Hi, it looks like this was never implemented or I'm maybe missing something? We have a use case where a custom package bears the same name as a public PyPi package and specifying the source when running poetry add would be great.
@GuillaumeLegoy You probably should use something like _devpi_ and configure it correctly so that private packages are preferred over public ones (_PyPI_). This is the only correct way of dealing with such cases in the end. A lot of background information in this discussion if you are interested.
Thanks will take a look. However it doesn't answer the above question as it looks like it was implemented but somehow never made it to live?

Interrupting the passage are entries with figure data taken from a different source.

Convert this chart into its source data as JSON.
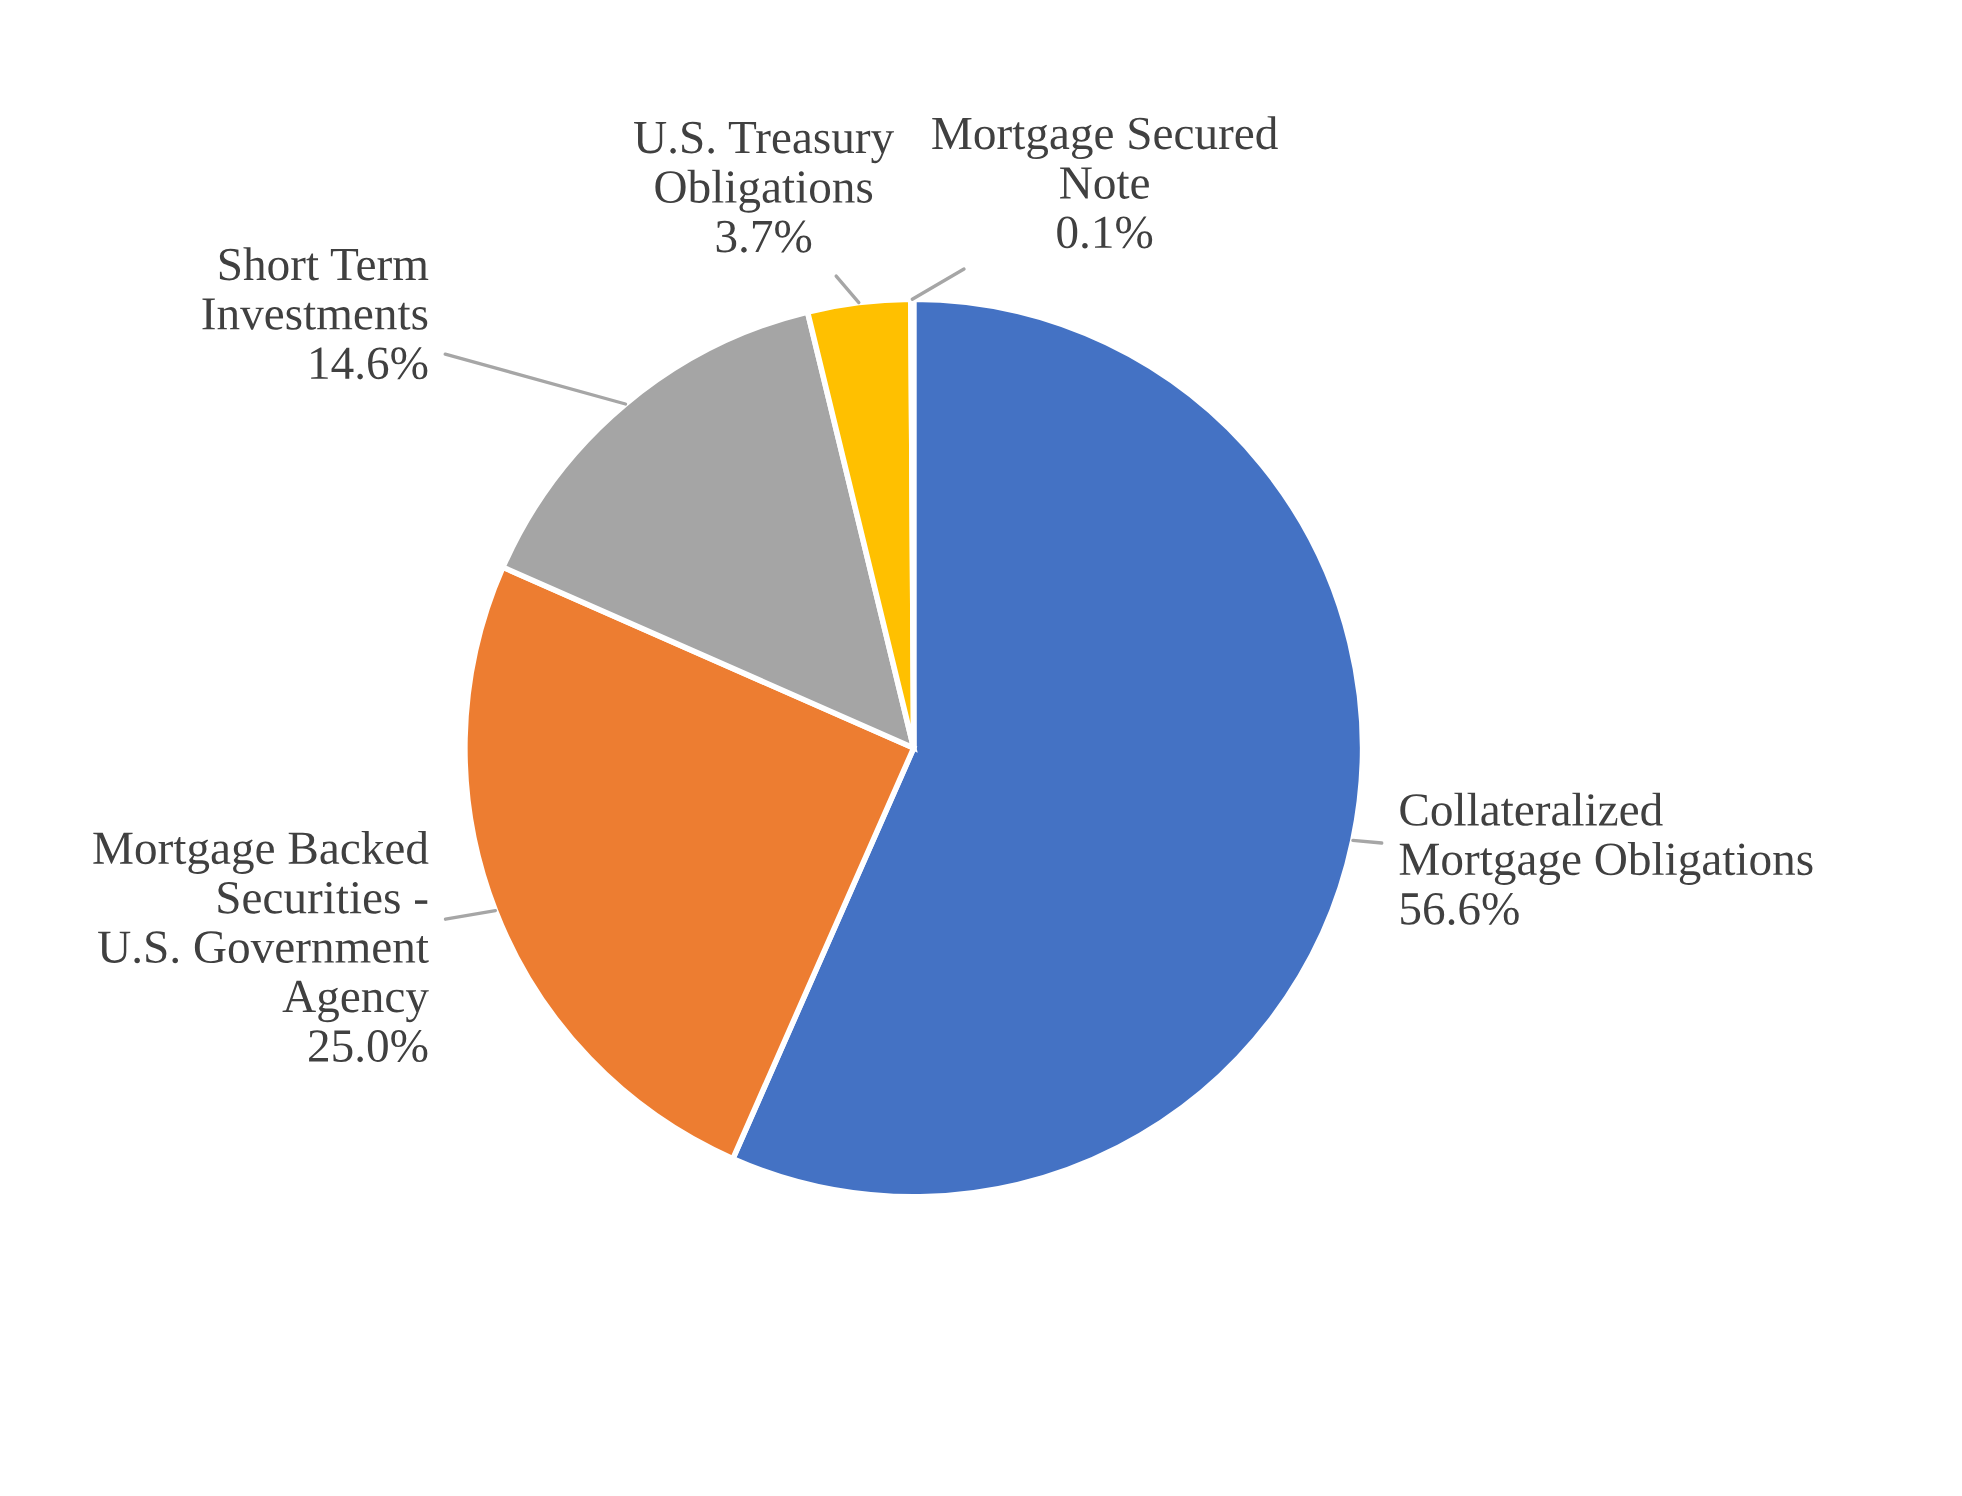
{
  "chart_data": {
    "type": "pie",
    "categories": [
      "Collateralized\nMortgage Obligations",
      "Mortgage Backed\nSecurities -\nU.S. Government\nAgency",
      "Short Term\nInvestments",
      "U.S. Treasury\nObligations",
      "Mortgage Secured\nNote"
    ],
    "values": [
      56.6,
      25.0,
      14.6,
      3.7,
      0.1
    ],
    "value_labels": [
      "56.6%",
      "25.0%",
      "14.6%",
      "3.7%",
      "0.1%"
    ],
    "colors": [
      "#4472c4",
      "#ed7d31",
      "#a5a5a5",
      "#ffc000",
      "#5b9bd5"
    ]
  }
}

Also I've experienced with the secondary vs default settings of poetry sources and ran into errors as well. If we could simply specify a private repository as default and PyPi as fallback that would solve it as well (first look into private repo, if not found revert to PyPi).
However it doesn't answer the above question as it looks like it was implemented but somehow never made it to live?
I have _poetry 1.1.4_ and I can see the --source flag:
$ poetry add --help
USAGE
poetry add [-D] [-E聽<...>] [--optional] [--python聽<...>] [--platform聽<...>] [--source聽<...>] [--allow-
prereleases] [--dry-run] [--lock] <name1> ... [<nameN>]
ARGUMENTS
<name> The packages to add.
OPTIONS
-D (--dev) Add as a development dependency.
-E (--extras) Extras to activate for the dependency. (multiple values allowed)
--optional Add as an optional dependency.
--python Python version for which the dependency must be installed.
--platform Platforms for which the dependency must be installed.
--source Name of the source to use to install the package.
--allow-prereleases Accept prereleases.
--dry-run Output the operations but do not execute anything (implicitly enables
--verbose).
--lock Do not perform operations (only update the lockfile).
[...]
If we could simply specify a private repository as default and PyPi as fallback that would solve it as well (first look into private repo, if not found revert to PyPi).
In Python packaging world, this is not a real thing as far as I understood. There can not be priorities between indexes. _Poetry_ might offer this, but in general the packaging ecosystem was not built to allow this (for example _pip_ does not allow ordering the indexes), so I would not recommend relying on this too much. See also more details in https://github.com/python-poetry/poetry/issues/3269. From my point of view a well configured private index (_devpi_ or other), is a much better solution that will work with any tool (poetry, pip, etc.).
Also I've experienced with the secondary vs default settings of poetry sources and ran into errors as well.
I don't think I ever seriously experimented with this. Indeed _poetry_ claims to support a single primary index plus multiple secondary indexes (which I assume means that distributions are searched in the primary first, and if it fails in the secondary ones). So if that does not work as expected it might be a _poetry_ bug. Maybe there are already tickets on this, if not feel free to open a bug tracking ticket.
@sinoroc you are right, I see the tag as well. It's not in the doc yet (might go ahead and submit a PR!).
Thanks for the info, it was really helpful, appreciate it!